How trainer.test/predict works when 2 devices are used?

Is there anywhere documented how the predictions are returned when 2 or more devices are used? I am asking this because a user will expect to get the same results when testing/predicting with 2 or more devices.

In order to check what is going on I used the same model with 1 and 2 devices as following:

seed_everything(1, workers=True)
trainer = L.Trainer(fast_dev_run=20, devices=1)
out1 = trainer.predict(model=litmodel, dataloaders=dm.test_dataloader())
preds1 = torch.cat(out1)
 
print('\n Using 2 devices \n')

trainer = L.Trainer(fast_dev_run=20, devices=2)
out2 = trainer.predict(model=litmodel, dataloaders=dm.test_dataloader())
preds2 = torch.cat(out2)

print(torch.all(preds1 == preds2))  # This sould be True.

However I am getting the following output:

Seed set to 1
GPU available: True (cuda), used: True
TPU available: False, using: 0 TPU cores
IPU available: False, using: 0 IPUs
HPU available: False, using: 0 HPUs
Running in `fast_dev_run` mode: will run the requested loop using 20 batch(es). Logging and checkpointing is suppressed.
LOCAL_RANK: 0 - CUDA_VISIBLE_DEVICES: [0,1]
Predicting DataLoader 0: 100%|████████████████████████████████████████████████████████████████████████████████████████████████████████████████████████████████| 20/20 [00:10<00:00,  1.96it/s]

 Using 2 devices 

GPU available: True (cuda), used: True
TPU available: False, using: 0 TPU cores
IPU available: False, using: 0 IPUs
HPU available: False, using: 0 HPUs
Running in `fast_dev_run` mode: will run the requested loop using 20 batch(es). Logging and checkpointing is suppressed.
[rank: 0] Seed set to 1
Initializing distributed: GLOBAL_RANK: 0, MEMBER: 1/2
[rank: 1] Seed set to 1
LOCAL_RANK: 0 - CUDA_VISIBLE_DEVICES: [0,1]
Predicting DataLoader 0: 100%|████████████████████████████████████████████████████████████████████████████████████████████████████████████████████████████████| 20/20 [00:10<00:00,  1.94it/s]

 Using 2 devices 

[rank: 1] Seed set to 1
Initializing distributed: GLOBAL_RANK: 1, MEMBER: 2/2
----------------------------------------------------------------------------------------------------
distributed_backend=nccl
All distributed processes registered.
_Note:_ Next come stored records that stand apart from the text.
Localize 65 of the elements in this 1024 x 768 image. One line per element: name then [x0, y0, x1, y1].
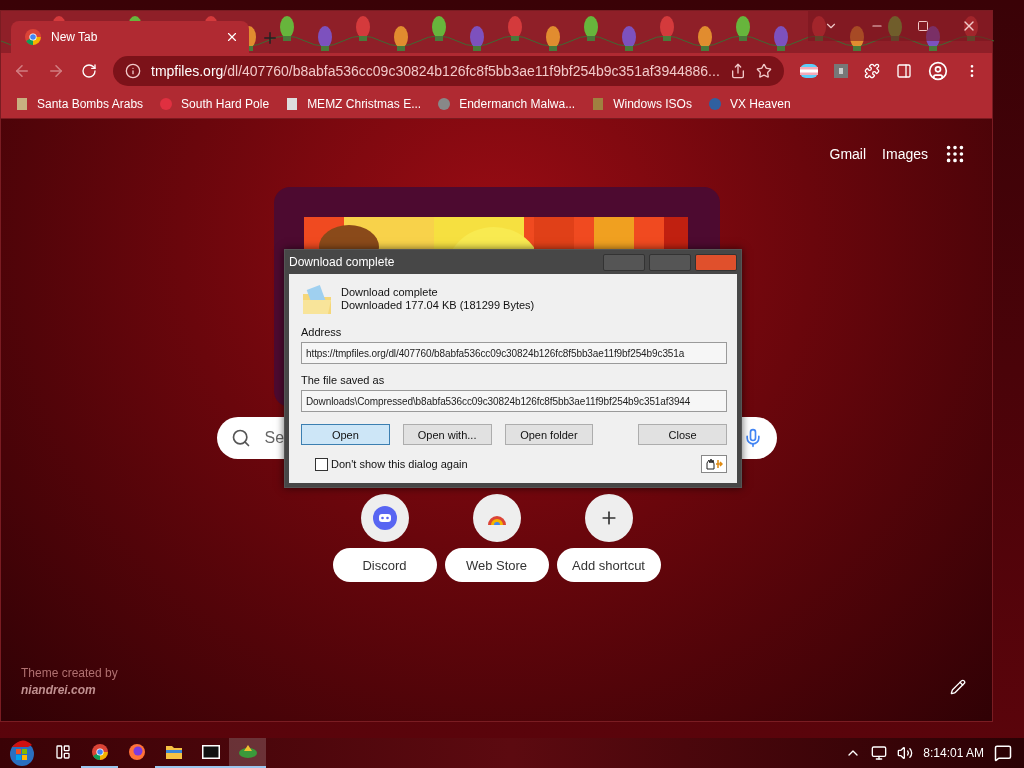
- shortcut-label[interactable]: Add shortcut: [556, 548, 661, 582]
- chrome-icon: [91, 744, 108, 760]
- dialog-heading: Download complete: [341, 286, 439, 298]
- task-view-icon[interactable]: [54, 744, 71, 760]
- info-icon[interactable]: [125, 63, 141, 79]
- folder-icon: [301, 284, 333, 316]
- hand-button[interactable]: [701, 455, 727, 473]
- checkbox[interactable]: [315, 457, 328, 471]
- bookmark[interactable]: Windows ISOs: [591, 96, 692, 111]
- dialog-button[interactable]: Open with...: [402, 424, 492, 445]
- search-icon: [230, 428, 251, 448]
- bookmark[interactable]: MEMZ Christmas E...: [285, 96, 422, 111]
- field-label: The file saved as: [301, 374, 386, 386]
- dialog-title: Download complete: [289, 255, 396, 269]
- discord-icon: [372, 506, 397, 530]
- path-field[interactable]: https://tmpfiles.org/dl/407760/b8abfa536cc09c30824b126fc8f5bb3ae11f9bf254b9c351a: [301, 342, 727, 364]
- close-icon[interactable]: [225, 30, 239, 44]
- maximize-icon: [917, 20, 929, 32]
- apps-icon[interactable]: [944, 143, 966, 165]
- share-icon[interactable]: [730, 63, 746, 79]
- edit-icon[interactable]: [950, 679, 966, 695]
- download-size: Downloaded 177.04 KB (181299 Bytes): [341, 299, 535, 311]
- star-icon[interactable]: [756, 63, 772, 79]
- url-text: tmpfiles.org/dl/407760/b8abfa536cc09c30824b126fc8f5bb3ae11f9bf254b9c351af3944886...: [151, 63, 720, 79]
- address-bar[interactable]: tmpfiles.org/dl/407760/b8abfa536cc09c30824b126fc8f5bb3ae11f9bf254b9c351af3944886...: [113, 56, 784, 86]
- network-icon[interactable]: [871, 745, 888, 761]
- firefox-icon[interactable]: [128, 744, 145, 760]
- bookmark[interactable]: Endermanch Malwa...: [437, 96, 576, 111]
- shortcut-label[interactable]: Discord: [332, 548, 437, 582]
- extension-icon[interactable]: [834, 64, 848, 78]
- header-link[interactable]: Images: [882, 146, 928, 162]
- field-label: Address: [301, 326, 343, 338]
- theme-credit: Theme created by: [21, 666, 118, 680]
- theme-site: niandrei.com: [21, 683, 97, 697]
- side-panel-icon[interactable]: [896, 63, 912, 79]
- profile-icon[interactable]: [928, 61, 948, 81]
- chrome-icon: [25, 29, 41, 45]
- downloader-icon[interactable]: [238, 745, 257, 759]
- header-link[interactable]: Gmail: [829, 146, 867, 162]
- tab-title: New Tab: [51, 30, 99, 44]
- dialog-button[interactable]: Open folder: [504, 424, 594, 445]
- browser-tab[interactable]: New Tab: [11, 21, 249, 53]
- notification-icon[interactable]: [994, 744, 1012, 762]
- shortcut-tile[interactable]: [584, 494, 633, 542]
- flag-icon[interactable]: [800, 64, 818, 78]
- volume-icon[interactable]: [897, 745, 914, 761]
- bookmark[interactable]: Santa Bombs Arabs: [15, 96, 144, 111]
- shortcut-tile[interactable]: [472, 494, 521, 542]
- shortcut-tile[interactable]: [360, 494, 409, 542]
- dialog-button[interactable]: Close: [638, 424, 727, 445]
- path-field[interactable]: Downloads\Compressed\b8abfa536cc09c30824b126fc8f5bb3ae11f9bf254b9c351af3944: [301, 390, 727, 412]
- bookmark[interactable]: VX Heaven: [707, 96, 791, 111]
- dialog-button[interactable]: Open: [301, 424, 390, 445]
- maximize-button[interactable]: [900, 11, 946, 41]
- folder-icon[interactable]: [165, 745, 182, 759]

Starting with 2 processes
----------------------------------------------------------------------------------------------------

LOCAL_RANK: 0 - CUDA_VISIBLE_DEVICES: [0,1]
LOCAL_RANK: 1 - CUDA_VISIBLE_DEVICES: [0,1]
Predicting DataLoader 0: 100%|████████████████████████████████████████████████████████████████████████████████████████████████████████████████████████████████| 20/20 [00:10<00:00,  1.85it/s]
tensor(False)
tensor(False)

It is unclear from the output on what is going on. I would expect the message “Using 2 devices” to be printed only once. Why is it printed 2 times? The same for the sanity check print(torch.all(preds1 == preds2)).

Can someone what happens under the hood and whether it is safe/straightforward to use 2 or more devices when doing inference?